Ta musique donne l’impression d’évoluer dans un univers parallèle, sur lequel le monde extérieur ne semble pas avoir de prise. À quel point es-tu perméable à ce qui se passe autour de toi?
Pour un auteur, il me semble extrêmement important de s’ouvrir à toutes les sources d’inspiration possibles. Je me balade généralement avec un carnet de notes dans lequel je consigne des idées. Ça peut provenir de bribes de conversations que je capte, de choses auxquelles je rêve éveillée, d’expositions ou de films que je vois, de la musique que j’écoute. Je me tiens aussi au courant de l’actualité via les journaux, car je n’ai pas la télé.
Quelle relation entretiens-tu avec la technologie?
Une relation distante. Je ne l’utilise que si j’en ai besoin, mais je n’y suis clairement pas accro. J’ai le logiciel Pro Tools sur mon ordinateur mais je ne me sers que des fonctions de base. Et j’enregistre parfois sur du vieux matériel à bandes, ça dépend.
Et au quotidien, tu te sers des réseaux sociaux?

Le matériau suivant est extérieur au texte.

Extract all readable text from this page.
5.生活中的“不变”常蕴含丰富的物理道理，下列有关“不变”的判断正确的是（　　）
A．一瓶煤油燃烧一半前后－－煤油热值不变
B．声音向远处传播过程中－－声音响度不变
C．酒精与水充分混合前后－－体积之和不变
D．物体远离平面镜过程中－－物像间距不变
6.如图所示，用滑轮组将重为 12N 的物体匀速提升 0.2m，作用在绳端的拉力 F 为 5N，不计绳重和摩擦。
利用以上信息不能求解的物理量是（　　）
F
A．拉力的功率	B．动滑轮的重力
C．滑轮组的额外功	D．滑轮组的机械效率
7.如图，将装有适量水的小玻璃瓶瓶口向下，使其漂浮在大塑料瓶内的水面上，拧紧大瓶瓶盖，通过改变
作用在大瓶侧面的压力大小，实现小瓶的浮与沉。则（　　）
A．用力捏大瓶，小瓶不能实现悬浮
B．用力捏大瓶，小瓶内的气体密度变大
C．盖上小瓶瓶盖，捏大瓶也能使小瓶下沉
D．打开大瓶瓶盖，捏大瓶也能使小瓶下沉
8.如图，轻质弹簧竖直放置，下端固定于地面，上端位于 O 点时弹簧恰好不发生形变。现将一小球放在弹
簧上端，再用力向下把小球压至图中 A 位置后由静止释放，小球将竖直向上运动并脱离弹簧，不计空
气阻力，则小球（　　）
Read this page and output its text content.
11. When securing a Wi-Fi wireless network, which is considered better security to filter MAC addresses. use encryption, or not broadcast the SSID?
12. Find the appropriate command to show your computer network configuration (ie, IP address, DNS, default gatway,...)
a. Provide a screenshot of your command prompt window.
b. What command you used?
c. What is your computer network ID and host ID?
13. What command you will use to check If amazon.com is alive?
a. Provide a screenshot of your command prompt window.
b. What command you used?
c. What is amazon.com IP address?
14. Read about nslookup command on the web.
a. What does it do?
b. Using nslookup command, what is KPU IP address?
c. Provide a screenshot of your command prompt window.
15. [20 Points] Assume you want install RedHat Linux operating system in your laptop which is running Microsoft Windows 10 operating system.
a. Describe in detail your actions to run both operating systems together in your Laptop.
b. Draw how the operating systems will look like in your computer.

J’ai un compte Twitter mais ce n’est pas mon genre de me répandre sur tout et n’importe quoi, et ça ne collerait pas non plus à la musique que je fais. Je ne me sers des réseaux sociaux que quand j’ai quelque chose d’important ou d’intéressant à dire, sinon j’essaie de limiter mes interventions.
Et est-ce que tu suis ce qui s’y passe? Si je te dis Miley Cyrus par exemple, ça te parle?
(Sourire.) Oui, oui.
Tu as dit dans le Guardian que tu étais féministe. De ce point de vue-là, que penses-tu des réactions que toute cette affaire suscite?
J’ai beaucoup aimé la lettre ouverte qu’a écrite la musicienne Amanda Palmer sur son blog en réponse à Sinead O’Connor. J’ai trouvé son point de vue vraiment juste et intéressant. Elle y explique que dire à quelqu’un d’aller se rhabiller de manière infantilisante ne fait pas avancer les choses. Tout est une question de choix et Miley Cyrus ne devrait pas être jugée là-dessus. Si elle veut se mettre à poil, qu’elle le fasse! Le corps féminin fait l’objet de tant de débats, tout le monde a un avis sur la question. Ce n’est pas le cas pour les hommes; ils font ce qu’ils veulent et tout le monde leur fout la paix.
Tu n’es donc pas une adepte du slut-shaming…
“Slut” (ndlr: “salope”) est un mot terrible, qui devrait être banni de notre vocabulaire. Si une femme veut coucher avec plein de gens, c’est son droit. Personne ne devrait juger autrui sur ce qu’il ou elle fait de son corps. Et je ne crois clairement pas qu’une femme mérite d’être traitée de salope parce qu’elle se met toute nue. C’est le monde autour qui a un problème avec la nudité, pas elle.